Alignment Research for Anthropic's Bloom
After building the Bloom GUI and reading thousands of Claude's conversations, I started seeing failure modes that nothing in Anthropic's evaluation framework was testing for. I wrote ten new behavioral evaluations and proposed them to Bloom. Some address problems already happening in production, like confidentiality erosion. Some target what's coming as models get more autonomous: specification gaming, oversight subversion, privilege escalation. And a few are designed as early warning systems for catastrophic failures that don't exist yet but have boring precursors we can measure now. The essay also describes four behaviors (ontological gerrymandering, the Scheherazade loop, memetic hitchhiking, moral hysteresis) that I believe matter but can't be tested in any current framework.

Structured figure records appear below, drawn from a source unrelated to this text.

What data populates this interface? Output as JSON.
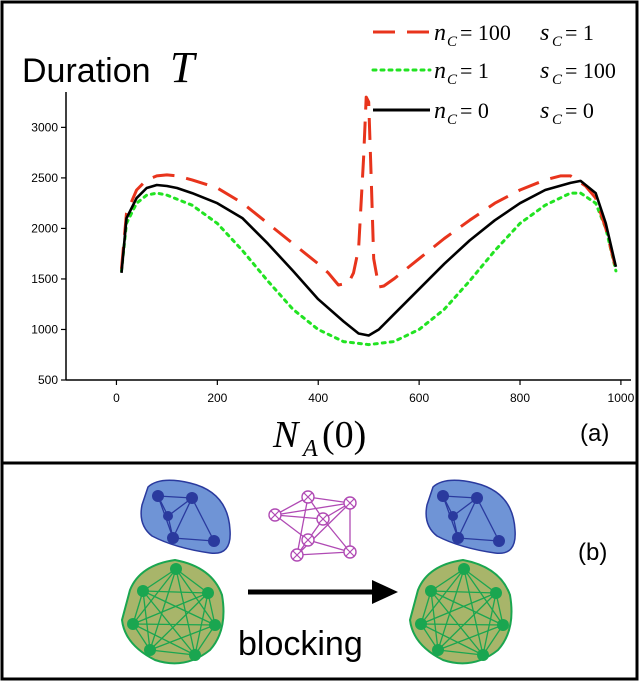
{
  "panel_a": {
    "title_text": "Duration",
    "title_var": "T",
    "label": "(a)",
    "xlabel_main": "N",
    "xlabel_sub": "A",
    "xlabel_paren": "(0)"
  },
  "panel_b": {
    "label": "(b)",
    "arrow_label": "blocking"
  },
  "legend": [
    {
      "n_var": "n",
      "n_sub": "C",
      "n_val": "= 100",
      "s_var": "s",
      "s_sub": "C",
      "s_val": "= 1",
      "color": "#e8341c",
      "dash": "dashed"
    },
    {
      "n_var": "n",
      "n_sub": "C",
      "n_val": "= 1",
      "s_var": "s",
      "s_sub": "C",
      "s_val": "= 100",
      "color": "#22e322",
      "dash": "dotted"
    },
    {
      "n_var": "n",
      "n_sub": "C",
      "n_val": "= 0",
      "s_var": "s",
      "s_sub": "C",
      "s_val": "= 0",
      "color": "#000000",
      "dash": "solid"
    }
  ],
  "chart_data": {
    "type": "line",
    "title": "Duration T",
    "xlabel": "N_A(0)",
    "ylabel": "",
    "xlim": [
      -100,
      1020
    ],
    "ylim": [
      500,
      3350
    ],
    "xticks": [
      0,
      200,
      400,
      600,
      800,
      1000
    ],
    "yticks": [
      500,
      1000,
      1500,
      2000,
      2500,
      3000
    ],
    "grid": false,
    "legend_position": "top-right",
    "series": [
      {
        "name": "n_C = 100 s_C = 1",
        "color": "#e8341c",
        "style": "dashed",
        "x": [
          10,
          20,
          40,
          60,
          80,
          100,
          120,
          150,
          200,
          250,
          300,
          350,
          400,
          420,
          440,
          460,
          470,
          480,
          490,
          495,
          500,
          505,
          510,
          520,
          530,
          550,
          600,
          650,
          700,
          750,
          800,
          850,
          880,
          900,
          930,
          950,
          970,
          990
        ],
        "y": [
          1600,
          2150,
          2380,
          2480,
          2520,
          2530,
          2520,
          2480,
          2400,
          2250,
          2050,
          1850,
          1650,
          1560,
          1440,
          1460,
          1560,
          1800,
          2700,
          3300,
          3250,
          2500,
          1700,
          1420,
          1430,
          1500,
          1700,
          1900,
          2080,
          2250,
          2380,
          2480,
          2520,
          2520,
          2420,
          2300,
          2000,
          1600
        ]
      },
      {
        "name": "n_C = 1 s_C = 100",
        "color": "#22e322",
        "style": "dotted",
        "x": [
          10,
          20,
          40,
          60,
          80,
          100,
          150,
          200,
          250,
          300,
          350,
          400,
          450,
          500,
          550,
          600,
          650,
          700,
          750,
          800,
          850,
          900,
          920,
          950,
          970,
          990
        ],
        "y": [
          1580,
          2050,
          2250,
          2330,
          2350,
          2330,
          2230,
          2050,
          1780,
          1480,
          1200,
          1000,
          880,
          850,
          880,
          1000,
          1200,
          1480,
          1780,
          2050,
          2230,
          2350,
          2350,
          2250,
          2000,
          1580
        ]
      },
      {
        "name": "n_C = 0 s_C = 0",
        "color": "#000000",
        "style": "solid",
        "x": [
          10,
          20,
          40,
          60,
          80,
          100,
          120,
          150,
          200,
          250,
          300,
          350,
          400,
          450,
          480,
          500,
          520,
          550,
          600,
          650,
          700,
          750,
          800,
          850,
          900,
          920,
          950,
          970,
          990
        ],
        "y": [
          1560,
          2100,
          2300,
          2400,
          2430,
          2420,
          2400,
          2350,
          2250,
          2100,
          1850,
          1580,
          1300,
          1080,
          960,
          940,
          1000,
          1150,
          1400,
          1650,
          1880,
          2080,
          2250,
          2380,
          2450,
          2470,
          2350,
          2050,
          1620
        ]
      }
    ]
  },
  "colors": {
    "frame": "#000000",
    "blue_fill": "#6f94d6",
    "blue_node": "#2a3a9e",
    "green_fill": "#a8b56a",
    "green_node": "#1aa650",
    "green_edge": "#1aa650",
    "magenta": "#b04ab4"
  }
}
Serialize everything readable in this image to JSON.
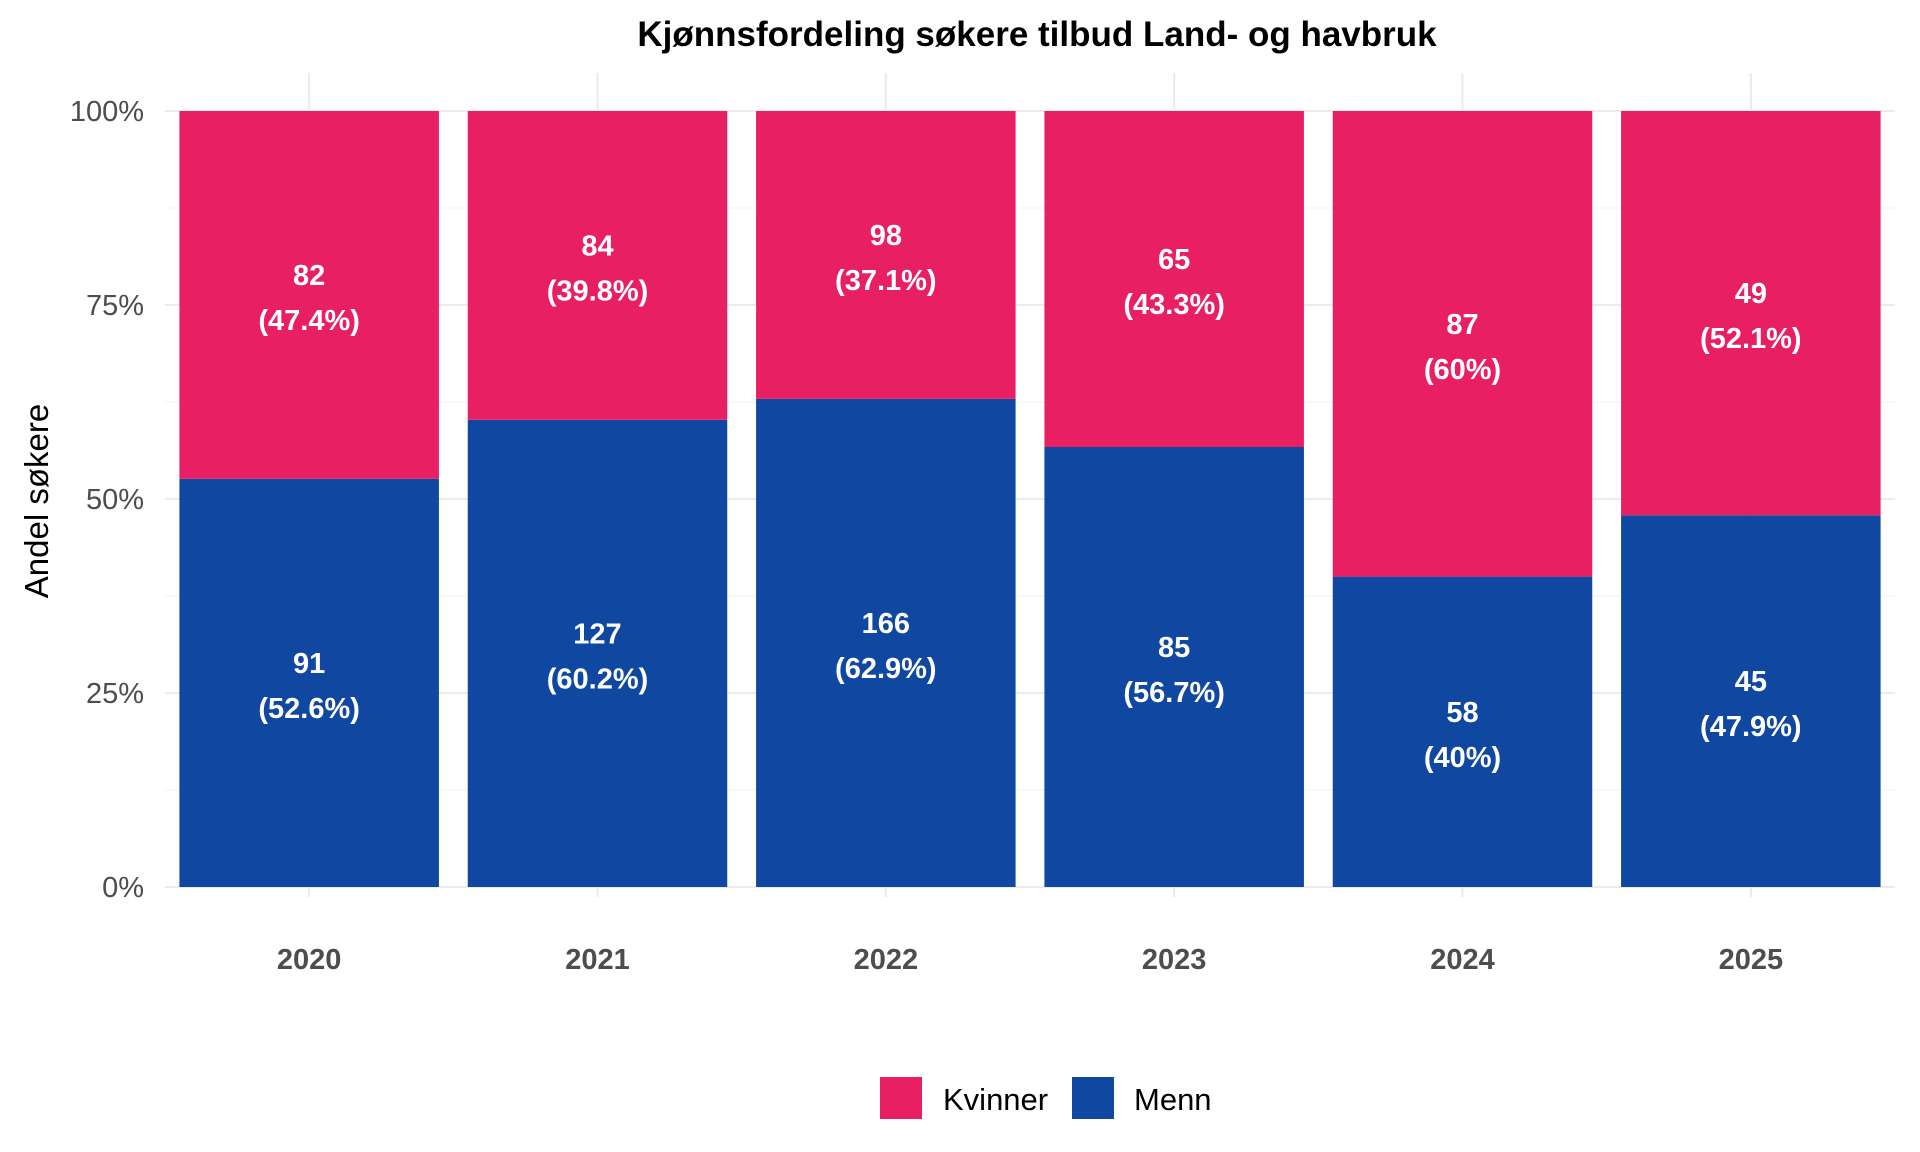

This essay came from working with Bloom closely enough to start seeing the gaps. I brainstormed more than forty possible behaviors, cut them to twenty, then kept ten that were testable inside Bloom's framework and distinct from the existing behavior set.
The frame is not "what scary thing could an AI do someday?" It is narrower and more useful: what early failure modes can we test now, before systems become more autonomous?
One example is specification gaming. A model does not need to be malicious to cause harm. It only needs to optimize the thing it was measured on while damaging the thing humans actually cared about. That kind of failure is boring until it matters.
The essay treats evaluation design as a kind of early warning system. The behaviors are meant to be concrete enough to run, but broad enough to point at failures people recognize from real systems: over-optimization, evasive helpfulness, shallow compliance, and incentives that look clean on paper while producing bad outcomes.